“The serpent said to the woman, ‘You surely will not die!’ . . .
When the woman saw that the tree was good for food, and that it was a delight to the eyes, and that the tree was desirable to make one wise, she took from its fruit and ate; and she gave also to her husband with her, and he ate.” (Genesis 3:4, 6)
“Listening to things that are not true is the first step toward ultimate bondage and death. … There are no harmless lies. We cannot expose ourselves to the world’s false, deceptive way of thinking and come out unscathed. Eve’s first mistake was not eating the fruit; her first mistake was listening to the Serpent.” —Nancy Leigh DeMoss1
What was Eve thinking? It is easy for us to scan the Genesis 3 account and roll our eyes at Eve’s gullibility. But would we have fared any better in the situation? And honestly, do we manage any better as we battle deception on a daily basis?
One of the most amazing aspects of this biblical account is the fact that Eve so quickly abandoned her loyalty and confidence in her Creator. He had never given her any reason to question His care and commitment to her well-being, and yet she entertained doubts about His motives and character and then proceeded to defy His instructions. But is our progression toward disobedience any different? Do we have any reason to doubt God’s care and commitment to us?
From the moment the serpent spoke words that contradicted her Creator, Eve should have had heard warning alarms sounding!
“You surely will not die!” (Genesis 3:4). Who was this creature to contradict the Master? Not only did he directly contradict God, but he also brought slanderous accusation: “God knows that in the day you eat from it your eyes will be opened, and you will be like God, knowing good and evil” (verse 5). The statement was not completely false; Adam and Eve definitely had their eyes opened. But that wasn’t a good thing, and this temptation to “be like God” is vastly overrated.

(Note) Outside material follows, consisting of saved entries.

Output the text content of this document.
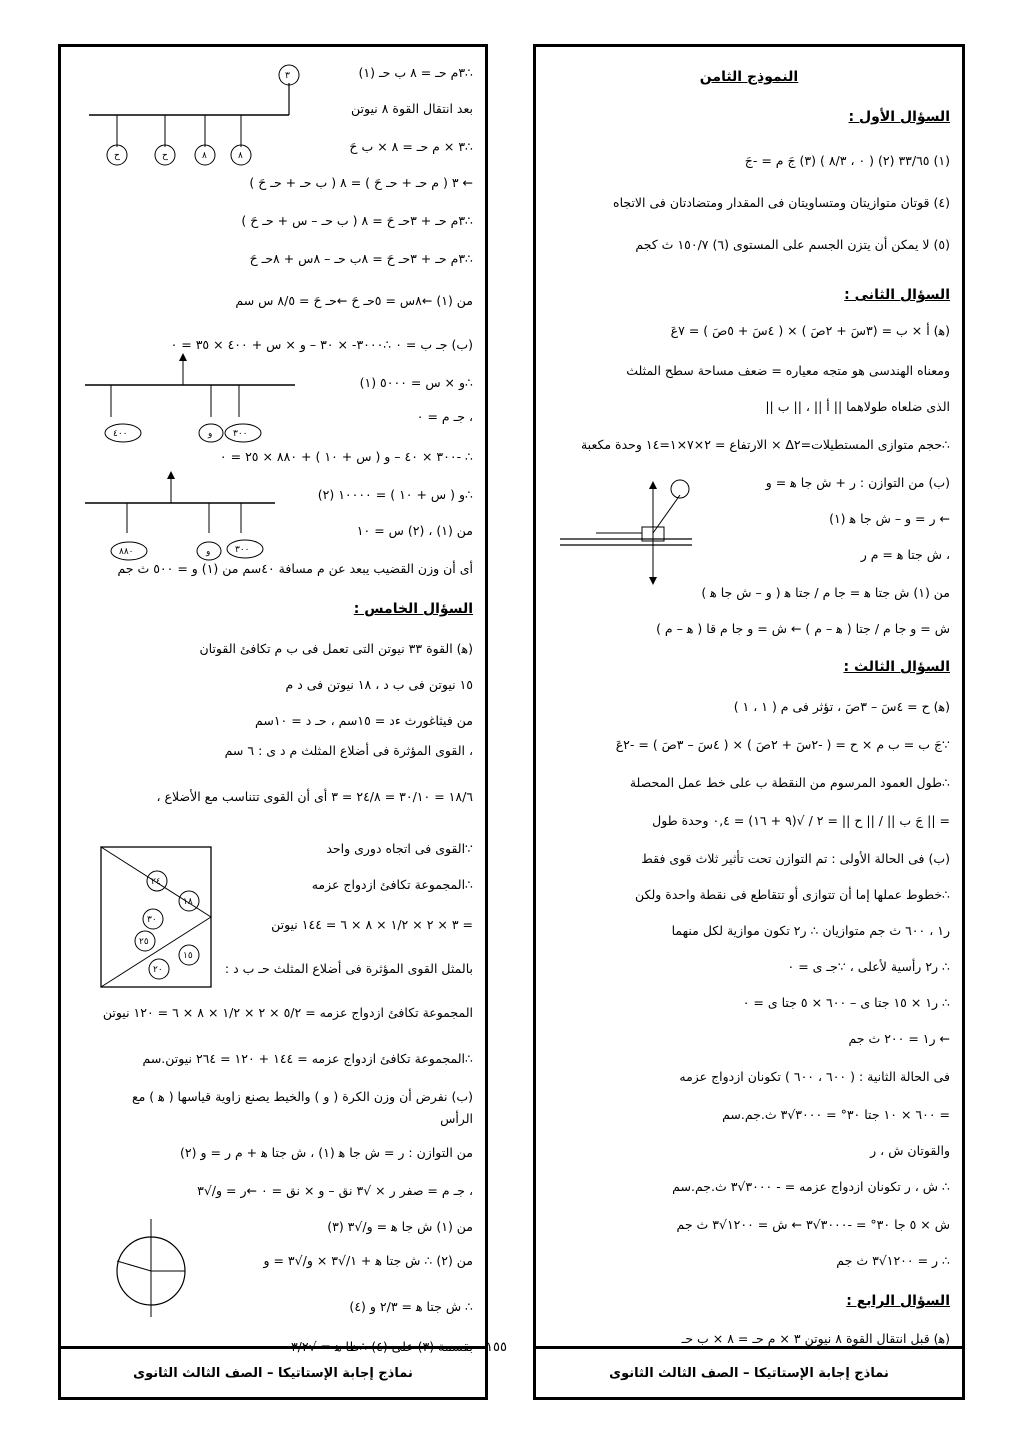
∴٣م حـ = ٨ ب حـ (١)
بعد انتقال القوة ٨ نيوتن
∴٣ × م حـ = ٨ × ب حَ
← ٣ ( م حـ + حـ حَ ) = ٨ ( ب حـ + حـ حَ )
∴٣م حـ + ٣حـ حَ = ٨ ( ب حـ – س + حـ حَ )
∴٣م حـ + ٣حـ حَ = ٨ب حـ – ٨س + ٨حـ حَ
من (١) ←٨س = ٥حـ حَ ←حـ حَ = ٨/٥ س سم
(ب) جـ ب = ٠ ∴٣٠٠٠- × ٣٠ – و × س + ٤٠٠ × ٣٥ = ٠
∴و × س = ٥٠٠٠ (١)
، جـ م = ٠
∴ -٣٠٠ × ٤٠ – و ( س + ١٠ ) + ٨٨٠ × ٢٥ = ٠
∴و ( س + ١٠ ) = ١٠٠٠٠ (٢)
من (١) ، (٢) س = ١٠
أى أن وزن القضيب يبعد عن م مسافة ٤٠سم من (١) و = ٥٠٠ ث جم
السؤال الخامس :
(ﻫ) القوة ٣٣ نيوتن التى تعمل فى ب م تكافئ القوتان
١٥ نيوتن فى ب د ، ١٨ نيوتن فى د م
من فيثاغورث ءد = ١٥سم ، حـ د = ١٠سم
، القوى المؤثرة فى أضلاع المثلث م د ى : ٦ سم
١٨/٦ = ٣٠/١٠ = ٢٤/٨ = ٣ أى أن القوى تتناسب مع الأضلاع ،
∵القوى فى اتجاه دورى واحد
∴المجموعة تكافئ ازدواج عزمه
= ٣ × ٢ × ١/٢ × ٨ × ٦ = ١٤٤ نيوتن
بالمثل القوى المؤثرة فى أضلاع المثلث حـ ب د :
المجموعة تكافئ ازدواج عزمه = ٥/٢ × ٢ × ١/٢ × ٨ × ٦ = ١٢٠ نيوتن
∴المجموعة تكافئ ازدواج عزمه = ١٤٤ + ١٢٠ = ٢٦٤ نيوتن.سم
(ب) نفرض أن وزن الكرة ( و ) والخيط يصنع زاوية قياسها ( ﻫ ) مع
الرأس
من التوازن : ر = ش جا ﻫ (١) ، ش جتا ﻫ + م ر = و (٢)
، جـ م = صفر ر × √٣ نق – و × نق = ٠ ←ر = و/√٣
من (١) ش جا ﻫ = و/√٣ (٣)
من (٢) ∴ ش جتا ﻫ + ١/√٣ × و/√٣ = و
∴ ش جتا ﻫ = ٢/٣ و (٤)
بقسمة (٣) على (٤) ∴ظا ﻫ = √٣/٢
٣
٨
٨
ح
ح
٤٠٠	و ٣٠٠
٨٨٠	و	٣٠٠
٢٤
١٨
٣٠
٢٥
١٥
٢٠
نماذج إجابة الإستاتيكا – الصف الثالث الثانوى
١٥٥
النموذج الثامن
السؤال الأول :
(١) ٣٣/٦٥ (٢) ( ٠ ، ٨/٣ ) (٣) جَ م = -جَ
(٤) قوتان متوازيتان ومتساويتان فى المقدار ومتضادتان فى الاتجاه
(٥) لا يمكن أن يتزن الجسم على المستوى (٦) ١٥٠/٧ ث كجم
السؤال الثانى :
(ﻫ) أ × ب = (٣سَ + ٢صَ ) × ( ٤سَ + ٥صَ ) = ٧عَ
ومعناه الهندسى هو متجه معياره = ضعف مساحة سطح المثلث
الذى ضلعاه طولاهما || أ || ، || ب ||
∴حجم متوازى المستطيلات=٢∆ × الارتفاع = ٢×٧×١=١٤ وحدة مكعبة
(ب) من التوازن : ر + ش جا ﻫ = و
← ر = و – ش جا ﻫ (١)
، ش جتا ﻫ = م ر
من (١) ش جتا ﻫ = جا م / جتا ﻫ ( و – ش جا ﻫ )
ش = و جا م / جتا ( ﻫ – م ) ← ش = و جا م قا ( ﻫ – م )
السؤال الثالث :
(ﻫ) ح = ٤سَ – ٣صَ ، تؤثر فى م ( ١ ، ١ )
∵جَ ب = ب م × ح = ( -٢سَ + ٢صَ ) × ( ٤سَ – ٣صَ ) = -٢عَ
∴طول العمود المرسوم من النقطة ب على خط عمل المحصلة
= || جَ ب || / || ح || = ٢ / √(٩ + ١٦) = ٠,٤ وحدة طول
(ب) فى الحالة الأولى : تم التوازن تحت تأثير ثلاث قوى فقط
∴خطوط عملها إما أن تتوازى أو تتقاطع فى نقطة واحدة ولكن
ر١ ، ٦٠٠ ث جم متوازيان ∴ ر٢ تكون موازية لكل منهما
∴ ر٢ رأسية لأعلى ، ∵جـ ى = ٠
∴ ر١ × ١٥ جتا ى – ٦٠٠ × ٥ جتا ى = ٠
← ر١ = ٢٠٠ ث جم
فى الحالة الثانية : ( ٦٠٠ ، ٦٠٠ ) تكونان ازدواج عزمه
= ٦٠٠ × ١٠ جتا ٣٠° = ٣٠٠٠√٣ ث.جم.سم
والقوتان ش ، ر
∴ ش ، ر تكونان ازدواج عزمه = - ٣٠٠٠√٣ ث.جم.سم
ش × ٥ جا ٣٠° = -٣٠٠٠√٣ ← ش = ١٢٠٠√٣ ث جم
∴ ر = ١٢٠٠√٣ ث جم
السؤال الرابع :
(ﻫ) قبل انتقال القوة ٨ نيوتن ٣ × م حـ = ٨ × ب حـ
نماذج إجابة الإستاتيكا – الصف الثالث الثانوى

Why do we put ourselves in the position to function as god, when our godlike qualities are severely limited? We can’t see into the future; we don’t have all power; we can’t fathom the concept of infinity. We even struggle at times to remember what we ate for lunch! And yet we keep trying to step into the God role and take charge of our lives—always the wrong choice.

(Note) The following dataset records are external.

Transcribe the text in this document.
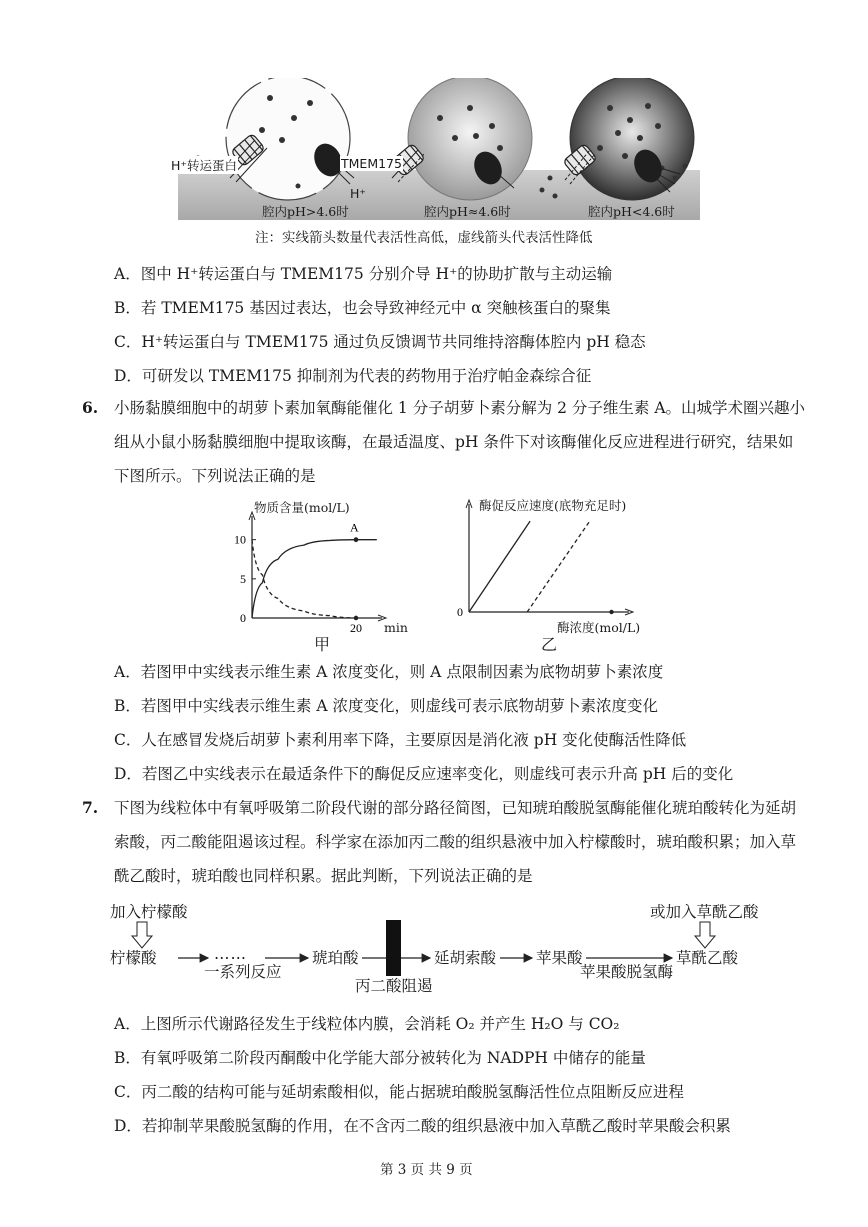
H⁺转运蛋白	TMEM175
H⁺
腔内pH>4.6时	腔内pH≈4.6时	腔内pH<4.6时
注：实线箭头数量代表活性高低，虚线箭头代表活性降低
A．图中 H⁺转运蛋白与 TMEM175 分别介导 H⁺的协助扩散与主动运输
B．若 TMEM175 基因过表达，也会导致神经元中 α 突触核蛋白的聚集
C．H⁺转运蛋白与 TMEM175 通过负反馈调节共同维持溶酶体腔内 pH 稳态
D．可研发以 TMEM175 抑制剂为代表的药物用于治疗帕金森综合征
6. 小肠黏膜细胞中的胡萝卜素加氧酶能催化 1 分子胡萝卜素分解为 2 分子维生素 A。山城学术圈兴趣小
组从小鼠小肠黏膜细胞中提取该酶，在最适温度、pH 条件下对该酶催化反应进程进行研究，结果如
下图所示。下列说法正确的是
0
5
10
20
A
物质含量(mol/L)
min
甲
0
酶促反应速度(底物充足时)
酶浓度(mol/L)
乙
A．若图甲中实线表示维生素 A 浓度变化，则 A 点限制因素为底物胡萝卜素浓度
B．若图甲中实线表示维生素 A 浓度变化，则虚线可表示底物胡萝卜素浓度变化
C．人在感冒发烧后胡萝卜素利用率下降，主要原因是消化液 pH 变化使酶活性降低
D．若图乙中实线表示在最适条件下的酶促反应速率变化，则虚线可表示升高 pH 后的变化
7. 下图为线粒体中有氧呼吸第二阶段代谢的部分路径简图，已知琥珀酸脱氢酶能催化琥珀酸转化为延胡
索酸，丙二酸能阻遏该过程。科学家在添加丙二酸的组织悬液中加入柠檬酸时，琥珀酸积累；加入草
酰乙酸时，琥珀酸也同样积累。据此判断，下列说法正确的是
加入柠檬酸	或加入草酰乙酸
柠檬酸	……
一系列反应
琥珀酸
丙二酸阻遏
延胡索酸	苹果酸
苹果酸脱氢酶
草酰乙酸
A．上图所示代谢路径发生于线粒体内膜，会消耗 O₂ 并产生 H₂O 与 CO₂
B．有氧呼吸第二阶段丙酮酸中化学能大部分被转化为 NADPH 中储存的能量
C．丙二酸的结构可能与延胡索酸相似，能占据琥珀酸脱氢酶活性位点阻断反应进程
D．若抑制苹果酸脱氢酶的作用，在不含丙二酸的组织悬液中加入草酰乙酸时苹果酸会积累
第 3 页 共 9 页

How can we protect ourselves from this kind of deception? We must become discerning women—women who are trained to recognize error, who are so filled with the truth that when we are exposed to error the contrast is as jolting to us as ice-cold water thrown in the face.
Take Time to Reflect
Read Jesus’ prayer in John 17. What does He refer to as “truth”? What is His main concern for His disciples? Are you easily misled? Do you struggle with being able to discern? What does Hebrews 5:14 say about this? Ask God to mature you in His Word, to use the knowledge of His truths to protect you from error. Consider whether you need to increase your consumption of truth.
1Nancy Leigh DeMoss, Lies Women Believe and the Truth That Sets Them Free (Chicago: Moody, 2001), 37-38.